(ots) - »Kommt die D-Mark, bleiben wir, Kommt sie nicht,
gehn wir zu ihr.« Diese einfache Logik aus den letzten Tagen der DDR
erklärt die Abwanderung der vor allem jungen, der vor allem
qualifizierten Leute aus dem Osten in den Westen. Nur, dass es noch
schlimmer kam, als damals gedacht. Die D-Mark kam, und die Leute
gingen trotzdem. Weil in den neuen Bundesländern niedrigere Löhne
gezahlt wurden als im Westen und man sogar darüber froh sein musste,
wenn man immerhin Arbeit hatte. So ist es bis heute. Die sich
verwachsenden Strukturen, gern als Einheitsbrei bespöttelt, machen in
Ost und West unterschiedlich satt. Trotzdem freut sich die
Bundesregierung, so wie bisher jede vor ihr, über die angebliche
Nivellierung der materiellen Unterschiede - zum Glück verlangt das
Grundgesetz dies nur für Regionen, nicht für Klassen. Zu den immer
gleichen Formulierungen über blühende Landschaften, die man in
erneuerten Straßennetzen und sanierten Innenstadtfassaden erblickt,
kommt nun die Freude über eine angeblich gestoppte Abwanderung.

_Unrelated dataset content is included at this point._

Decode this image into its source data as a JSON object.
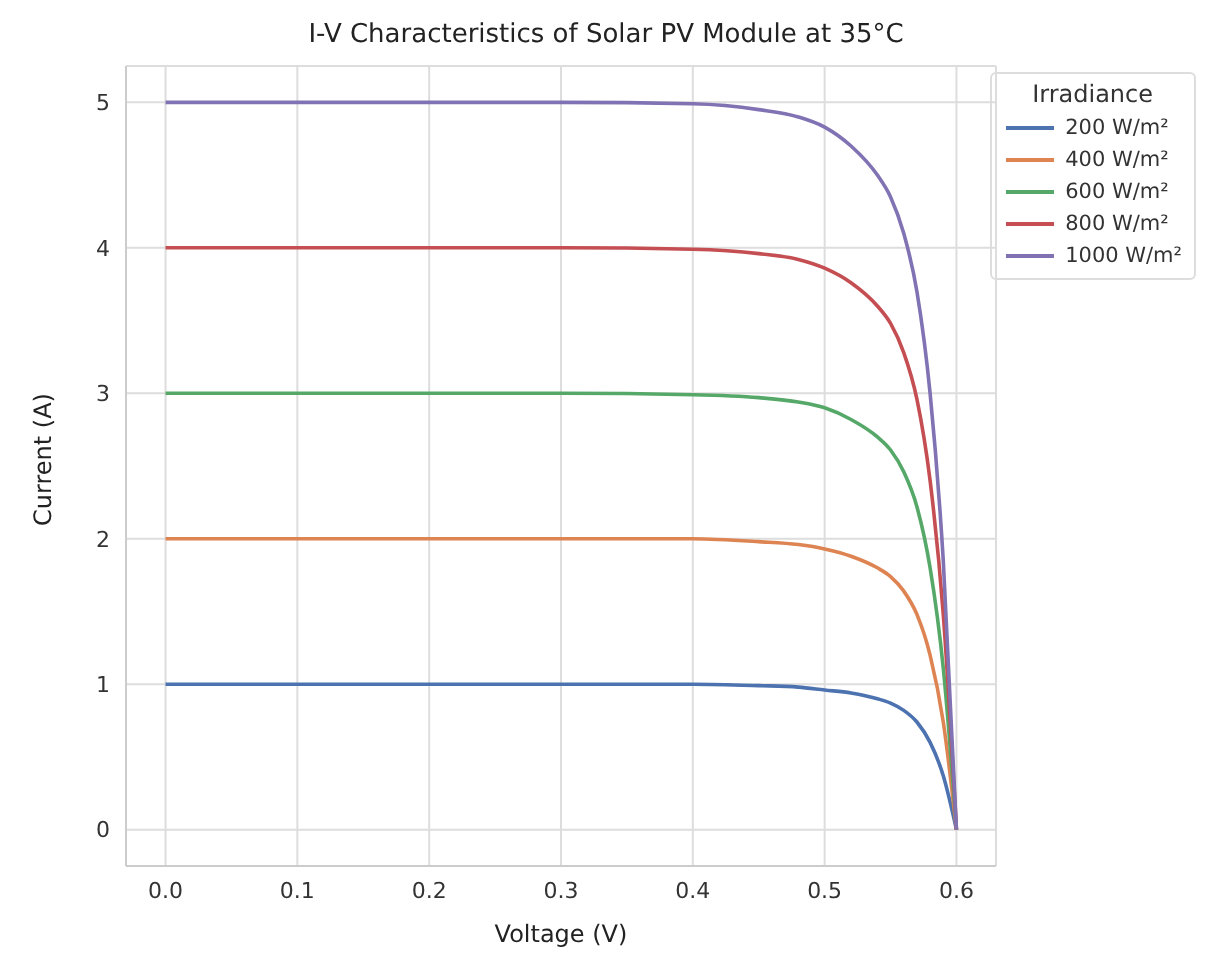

Abgesehen von Misstrauen, weil Experten mancher Datendeutung
widersprechen, ist Traurigkeit angebracht. Dass die Abwanderung
nachlässt, heißt eher, dass sie sich vollendet. Indiz ist hier die
Überalterung in Ostdeutschland. Die Leute altern ja nicht schneller -
es gehen vor allem junge, und es bleiben vor allem alte. Ähnlich
erklärt sich die sinkende Arbeitslosigkeit. Deren Quote liegt immer
noch doppelt so hoch wie die im Westen. Nur die Zahl verfügbarer
Arbeitskräfte sinkt.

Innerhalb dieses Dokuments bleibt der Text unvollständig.